Hank había evitado deliberadamente las relaciones duraderas y a las mujeres que esperaban más de lo que él podía darles. Le gustaban las mujeres… Diablos, las adoraba. Y ellas parecían sentirse atraídas hacia él como las abejas a la miel. Jake le había comentado una vez que Caleb atraía al bello sexo por su atractivo y su condición de estrella del béisbol. Y que Hank atraía a las mujeres por su carácter chapado a la antigua, de caballero sureño, teñido de cierto atisbo de peligro que picaba su interés.
Susan Redman era diferente. No se parecía en absoluto a las mujeres con las que había salido. Era callada, tímida y algo ingenua. Y despertaba en él un deseo cuya intensidad lo desconcertaba. Hank se enorgullecía de dominar todos sus actos y sus emociones. Pero la atracción que sentía hacia Susan empezaba a minar su voluntad de hierro.
—¿Puedo ayudarte en algo más? —preguntó, reacio a marcharse.
Ella alzó la cabeza y fijó en él la mirada. Incluso desde lejos, Hank pudo ver la humedad de las lágrimas que empañaban sus ojos.

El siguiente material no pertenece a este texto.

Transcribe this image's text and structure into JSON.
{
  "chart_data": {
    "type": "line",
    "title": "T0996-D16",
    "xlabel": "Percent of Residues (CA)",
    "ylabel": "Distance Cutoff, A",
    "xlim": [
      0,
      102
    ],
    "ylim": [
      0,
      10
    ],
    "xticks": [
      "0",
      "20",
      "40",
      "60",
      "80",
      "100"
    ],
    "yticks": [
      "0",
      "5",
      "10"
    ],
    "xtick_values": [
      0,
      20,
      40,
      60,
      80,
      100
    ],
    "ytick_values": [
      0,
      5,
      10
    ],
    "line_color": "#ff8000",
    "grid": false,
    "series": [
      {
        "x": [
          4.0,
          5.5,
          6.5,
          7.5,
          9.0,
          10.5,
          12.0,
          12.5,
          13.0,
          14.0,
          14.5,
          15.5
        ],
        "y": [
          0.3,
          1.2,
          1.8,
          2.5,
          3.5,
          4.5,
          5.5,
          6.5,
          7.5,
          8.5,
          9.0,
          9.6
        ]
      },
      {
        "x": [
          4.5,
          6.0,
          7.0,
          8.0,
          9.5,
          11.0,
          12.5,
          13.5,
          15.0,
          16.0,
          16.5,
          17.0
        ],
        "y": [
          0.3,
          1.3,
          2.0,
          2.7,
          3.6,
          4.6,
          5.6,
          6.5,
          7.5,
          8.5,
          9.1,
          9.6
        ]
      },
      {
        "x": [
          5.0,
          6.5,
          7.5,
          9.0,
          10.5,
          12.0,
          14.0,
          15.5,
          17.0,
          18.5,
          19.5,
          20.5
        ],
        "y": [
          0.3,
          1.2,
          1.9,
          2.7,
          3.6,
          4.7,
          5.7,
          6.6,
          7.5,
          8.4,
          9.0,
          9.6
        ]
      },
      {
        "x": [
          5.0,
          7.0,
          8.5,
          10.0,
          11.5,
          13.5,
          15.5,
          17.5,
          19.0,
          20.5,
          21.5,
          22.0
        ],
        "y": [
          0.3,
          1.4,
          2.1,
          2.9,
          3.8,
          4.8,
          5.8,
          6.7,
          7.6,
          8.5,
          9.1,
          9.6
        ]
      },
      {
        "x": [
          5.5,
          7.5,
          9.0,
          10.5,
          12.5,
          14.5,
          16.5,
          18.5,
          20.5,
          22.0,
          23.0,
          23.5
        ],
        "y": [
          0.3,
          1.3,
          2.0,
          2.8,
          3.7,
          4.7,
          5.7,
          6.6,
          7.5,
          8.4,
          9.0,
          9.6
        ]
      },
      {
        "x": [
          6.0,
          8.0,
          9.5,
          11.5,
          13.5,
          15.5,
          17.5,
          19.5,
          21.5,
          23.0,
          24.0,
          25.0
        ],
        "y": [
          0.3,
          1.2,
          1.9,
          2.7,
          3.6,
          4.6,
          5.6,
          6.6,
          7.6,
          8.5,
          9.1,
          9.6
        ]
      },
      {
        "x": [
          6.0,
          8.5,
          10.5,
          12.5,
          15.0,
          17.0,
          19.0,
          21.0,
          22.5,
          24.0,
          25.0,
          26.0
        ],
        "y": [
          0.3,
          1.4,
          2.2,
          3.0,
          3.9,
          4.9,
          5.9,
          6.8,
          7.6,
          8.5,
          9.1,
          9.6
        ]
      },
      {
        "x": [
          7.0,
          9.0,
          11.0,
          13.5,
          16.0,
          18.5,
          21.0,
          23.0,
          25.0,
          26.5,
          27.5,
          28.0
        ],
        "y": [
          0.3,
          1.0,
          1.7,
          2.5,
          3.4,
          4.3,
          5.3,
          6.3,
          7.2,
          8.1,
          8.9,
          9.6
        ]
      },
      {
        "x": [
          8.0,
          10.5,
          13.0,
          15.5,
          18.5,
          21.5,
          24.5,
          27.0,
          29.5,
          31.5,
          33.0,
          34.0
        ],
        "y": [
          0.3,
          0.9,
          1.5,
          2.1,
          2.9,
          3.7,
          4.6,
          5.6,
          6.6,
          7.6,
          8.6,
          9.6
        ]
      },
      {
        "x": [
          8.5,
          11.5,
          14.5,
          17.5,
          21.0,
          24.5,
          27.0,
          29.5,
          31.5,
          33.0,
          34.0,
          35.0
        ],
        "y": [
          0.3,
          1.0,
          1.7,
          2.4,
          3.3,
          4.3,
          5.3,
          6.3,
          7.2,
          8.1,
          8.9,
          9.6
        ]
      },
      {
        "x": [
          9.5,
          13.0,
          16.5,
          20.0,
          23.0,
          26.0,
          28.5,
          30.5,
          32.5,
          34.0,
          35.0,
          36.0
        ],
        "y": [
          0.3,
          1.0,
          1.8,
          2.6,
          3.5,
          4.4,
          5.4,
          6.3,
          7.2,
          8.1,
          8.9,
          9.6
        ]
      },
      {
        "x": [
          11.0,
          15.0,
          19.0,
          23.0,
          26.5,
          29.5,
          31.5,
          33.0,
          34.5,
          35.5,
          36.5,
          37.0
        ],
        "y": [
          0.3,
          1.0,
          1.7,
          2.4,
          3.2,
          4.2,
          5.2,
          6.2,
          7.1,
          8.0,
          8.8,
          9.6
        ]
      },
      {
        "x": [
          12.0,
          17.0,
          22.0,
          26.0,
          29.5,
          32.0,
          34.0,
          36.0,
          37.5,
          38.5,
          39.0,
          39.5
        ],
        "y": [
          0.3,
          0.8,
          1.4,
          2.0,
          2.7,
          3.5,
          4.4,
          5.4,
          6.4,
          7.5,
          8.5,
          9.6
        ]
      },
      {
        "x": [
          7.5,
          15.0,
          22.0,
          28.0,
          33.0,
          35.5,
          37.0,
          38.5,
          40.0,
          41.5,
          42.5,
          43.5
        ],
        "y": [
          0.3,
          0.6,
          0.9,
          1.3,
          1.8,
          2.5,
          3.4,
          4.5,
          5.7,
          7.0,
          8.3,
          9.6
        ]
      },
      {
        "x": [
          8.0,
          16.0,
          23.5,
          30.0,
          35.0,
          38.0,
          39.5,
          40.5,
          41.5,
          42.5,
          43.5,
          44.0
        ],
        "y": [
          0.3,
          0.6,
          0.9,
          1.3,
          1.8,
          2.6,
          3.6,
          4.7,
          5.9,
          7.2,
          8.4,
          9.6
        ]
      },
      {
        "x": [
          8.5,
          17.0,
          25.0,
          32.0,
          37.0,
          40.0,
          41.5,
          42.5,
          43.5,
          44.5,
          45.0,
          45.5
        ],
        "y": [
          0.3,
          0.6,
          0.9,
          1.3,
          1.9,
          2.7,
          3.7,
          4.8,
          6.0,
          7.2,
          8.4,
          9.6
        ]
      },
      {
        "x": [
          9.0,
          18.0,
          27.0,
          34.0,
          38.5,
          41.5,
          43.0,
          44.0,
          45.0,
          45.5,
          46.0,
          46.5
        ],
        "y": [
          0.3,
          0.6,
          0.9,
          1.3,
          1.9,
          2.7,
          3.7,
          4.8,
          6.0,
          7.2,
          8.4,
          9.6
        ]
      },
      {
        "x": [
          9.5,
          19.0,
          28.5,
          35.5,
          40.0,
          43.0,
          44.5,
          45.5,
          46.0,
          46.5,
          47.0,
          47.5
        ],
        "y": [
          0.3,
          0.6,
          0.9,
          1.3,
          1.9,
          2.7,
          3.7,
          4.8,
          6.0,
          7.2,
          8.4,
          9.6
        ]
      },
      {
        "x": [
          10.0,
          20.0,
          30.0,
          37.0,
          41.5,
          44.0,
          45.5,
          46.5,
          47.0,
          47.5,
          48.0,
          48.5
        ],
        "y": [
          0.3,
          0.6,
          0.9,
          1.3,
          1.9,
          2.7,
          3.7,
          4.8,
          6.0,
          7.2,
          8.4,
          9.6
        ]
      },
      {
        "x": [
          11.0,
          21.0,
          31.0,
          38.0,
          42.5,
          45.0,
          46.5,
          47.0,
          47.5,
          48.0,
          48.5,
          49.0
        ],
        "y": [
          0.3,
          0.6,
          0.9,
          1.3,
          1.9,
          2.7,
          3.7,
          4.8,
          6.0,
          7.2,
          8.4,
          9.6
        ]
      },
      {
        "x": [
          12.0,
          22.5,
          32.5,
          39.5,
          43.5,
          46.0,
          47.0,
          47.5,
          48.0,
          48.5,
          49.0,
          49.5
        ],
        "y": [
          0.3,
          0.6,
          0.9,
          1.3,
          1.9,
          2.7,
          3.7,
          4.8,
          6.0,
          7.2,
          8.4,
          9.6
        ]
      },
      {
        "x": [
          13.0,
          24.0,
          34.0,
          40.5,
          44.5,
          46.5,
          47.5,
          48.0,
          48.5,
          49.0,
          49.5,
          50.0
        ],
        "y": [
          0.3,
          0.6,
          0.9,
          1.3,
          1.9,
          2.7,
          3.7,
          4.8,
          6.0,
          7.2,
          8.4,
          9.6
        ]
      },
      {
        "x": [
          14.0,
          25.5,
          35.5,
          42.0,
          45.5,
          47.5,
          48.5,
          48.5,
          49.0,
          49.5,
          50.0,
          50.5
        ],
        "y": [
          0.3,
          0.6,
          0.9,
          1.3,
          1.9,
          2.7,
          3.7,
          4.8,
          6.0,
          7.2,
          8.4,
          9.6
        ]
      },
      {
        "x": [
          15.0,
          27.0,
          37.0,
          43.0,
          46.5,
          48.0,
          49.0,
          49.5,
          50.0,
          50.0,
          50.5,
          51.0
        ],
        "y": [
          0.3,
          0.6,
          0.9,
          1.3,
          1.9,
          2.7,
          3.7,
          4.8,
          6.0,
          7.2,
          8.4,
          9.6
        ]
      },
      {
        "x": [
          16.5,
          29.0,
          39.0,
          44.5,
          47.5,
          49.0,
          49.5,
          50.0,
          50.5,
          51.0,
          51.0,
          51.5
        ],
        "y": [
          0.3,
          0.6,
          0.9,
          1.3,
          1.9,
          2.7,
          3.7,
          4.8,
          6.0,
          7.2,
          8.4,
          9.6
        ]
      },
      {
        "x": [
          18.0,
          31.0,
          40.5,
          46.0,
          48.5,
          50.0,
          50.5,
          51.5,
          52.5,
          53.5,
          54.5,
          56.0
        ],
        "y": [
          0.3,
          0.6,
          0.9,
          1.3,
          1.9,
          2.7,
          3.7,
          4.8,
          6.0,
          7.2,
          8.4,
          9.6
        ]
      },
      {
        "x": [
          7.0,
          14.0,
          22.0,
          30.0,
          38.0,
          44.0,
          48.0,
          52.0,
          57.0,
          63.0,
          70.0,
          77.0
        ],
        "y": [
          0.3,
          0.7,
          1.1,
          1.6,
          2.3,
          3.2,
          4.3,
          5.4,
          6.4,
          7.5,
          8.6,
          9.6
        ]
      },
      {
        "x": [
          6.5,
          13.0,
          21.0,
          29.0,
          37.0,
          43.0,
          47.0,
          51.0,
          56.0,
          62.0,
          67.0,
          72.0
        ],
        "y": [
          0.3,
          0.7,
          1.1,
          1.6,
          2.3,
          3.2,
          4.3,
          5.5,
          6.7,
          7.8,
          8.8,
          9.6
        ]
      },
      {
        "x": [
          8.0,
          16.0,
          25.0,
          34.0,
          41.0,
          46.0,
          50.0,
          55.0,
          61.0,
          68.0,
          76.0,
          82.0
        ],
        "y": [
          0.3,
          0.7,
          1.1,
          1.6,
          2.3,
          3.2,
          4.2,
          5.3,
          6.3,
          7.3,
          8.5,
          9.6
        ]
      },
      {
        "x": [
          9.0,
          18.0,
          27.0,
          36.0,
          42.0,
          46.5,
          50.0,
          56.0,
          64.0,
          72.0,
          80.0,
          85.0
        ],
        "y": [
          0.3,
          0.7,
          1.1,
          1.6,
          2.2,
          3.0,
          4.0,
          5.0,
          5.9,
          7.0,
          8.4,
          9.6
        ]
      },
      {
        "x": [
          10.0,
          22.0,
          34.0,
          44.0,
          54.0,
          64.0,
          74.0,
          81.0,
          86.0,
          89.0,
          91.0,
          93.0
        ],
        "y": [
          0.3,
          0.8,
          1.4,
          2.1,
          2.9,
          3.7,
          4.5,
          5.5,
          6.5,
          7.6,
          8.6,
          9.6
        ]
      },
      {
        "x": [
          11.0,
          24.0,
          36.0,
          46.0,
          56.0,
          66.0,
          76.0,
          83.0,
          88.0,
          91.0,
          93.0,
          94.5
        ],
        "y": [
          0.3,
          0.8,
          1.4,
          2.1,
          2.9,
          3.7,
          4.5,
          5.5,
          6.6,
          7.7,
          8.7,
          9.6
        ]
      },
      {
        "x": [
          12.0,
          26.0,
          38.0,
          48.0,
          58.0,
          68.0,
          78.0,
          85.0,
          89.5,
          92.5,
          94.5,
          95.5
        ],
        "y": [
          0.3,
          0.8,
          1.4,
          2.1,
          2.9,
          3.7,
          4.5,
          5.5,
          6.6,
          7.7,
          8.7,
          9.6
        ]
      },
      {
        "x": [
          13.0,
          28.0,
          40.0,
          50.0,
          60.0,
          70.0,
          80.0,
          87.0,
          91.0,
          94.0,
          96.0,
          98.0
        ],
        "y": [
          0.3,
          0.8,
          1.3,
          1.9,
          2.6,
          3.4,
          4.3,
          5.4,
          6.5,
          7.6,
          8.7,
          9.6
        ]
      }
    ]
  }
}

«Por Dios, cariño, no llores» quiso decirle. «Lowell no hubiera querido que sufrieras tanto. Y yo no soporto verte así.»
—No, ya no queda nada más que hacer. Hoy, al menos —Susan esbozó una débil sonrisa.
—Bueno, entonces me voy ya.
«No permitas que me vaya» rogó Hank en silencio. «Pídeme que me quede. Piensa en un motivo para retenerme aquí».
Se dio media vuelta.
—Espera —Susan dio unos pasos vacilantes al frente, y luego se detuvo en el filo del porche.
El giró rápidamente la cabeza y avanzó hacia el sendero de ladrillo.
—¿Qué sucede?
—Necesito, necesito hablar contigo —Susan entrelazó las manos ante sí, como si se esforzara por no alargar los brazos hacia él.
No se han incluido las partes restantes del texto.